Day: mars 8, 2009

Lever de soleil sur la brousse

Lever de soleil sur la brousse, africaine, perche au dessus d’Olifants River…

La vue porte au delà du possible, la Réunion toute entière, l’île ou je vis essentiellement, tiendrait dans ce point de vue. On naît, on est, on reste tout petits face à de tels endroits, on se rend compte de notre vanité…la Terre nous survivra. Elle vient brutalement de me le rappeler.
La puissance de la nature à chaque instant ici se révèle, m’éblouit…

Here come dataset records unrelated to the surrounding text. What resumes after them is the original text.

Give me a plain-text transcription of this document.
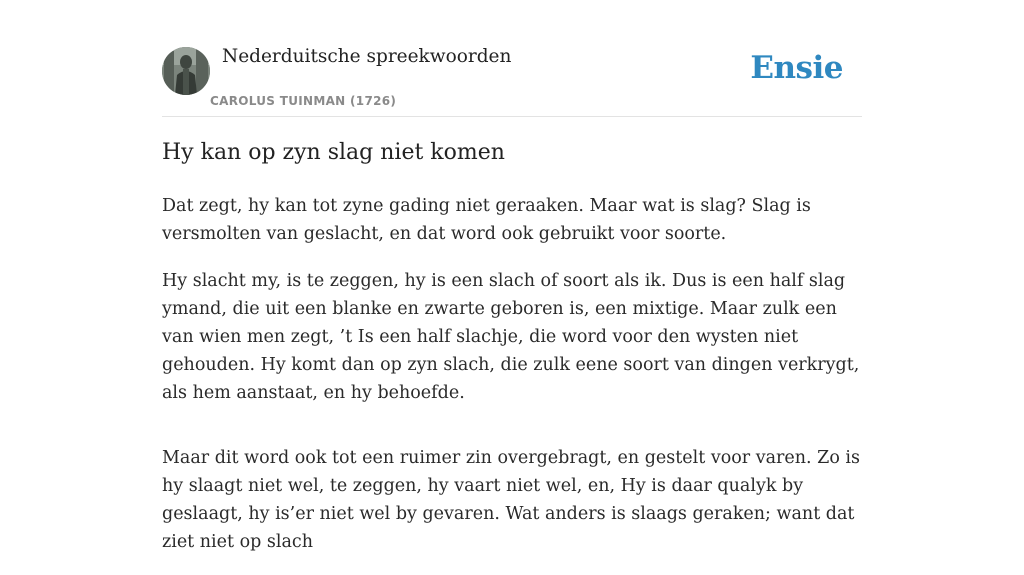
Nederduitsche spreekwoorden
CAROLUS TUINMAN (1726)
Ensie
Hy kan op zyn slag niet komen

Dat zegt, hy kan tot zyne gading niet geraaken. Maar wat is slag? Slag is versmolten van geslacht, en dat word ook gebruikt voor soorte.

Hy slacht my, is te zeggen, hy is een slach of soort als ik. Dus is een half slag ymand, die uit een blanke en zwarte geboren is, een mixtige. Maar zulk een van wien men zegt, ’t Is een half slachje, die word voor den wysten niet gehouden. Hy komt dan op zyn slach, die zulk eene soort van dingen verkrygt, als hem aanstaat, en hy behoefde.

Maar dit word ook tot een ruimer zin overgebragt, en gestelt voor varen. Zo is hy slaagt niet wel, te zeggen, hy vaart niet wel, en, Hy is daar qualyk by geslaagt, hy is’er niet wel by gevaren. Wat anders is slaags geraken; want dat ziet niet op slach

La rencontre de la Hyène. Ce face à face dans la nature hier, fut une révélation. Je ne savais pas que pouvait exister une telle puissance, une telle férocité. Hommes des villes, nous ne pouvons que trembler et fuir, cette Terre nous échappe.
Je suis vivant, très vivant…Ici tout est vie, je redécouvre la Terre…une autre Terre. C’est éblouissant, rassurant, déstabilisant. Le monde est si multiple, complexe, souvent nous en sommes si loin. Nous le piétinons sans le regarder, sans l’aimer, sans même souvent nous rendre compte qu’il existe…

J’ai aimé cette nouvelle rencontre avec la Terre.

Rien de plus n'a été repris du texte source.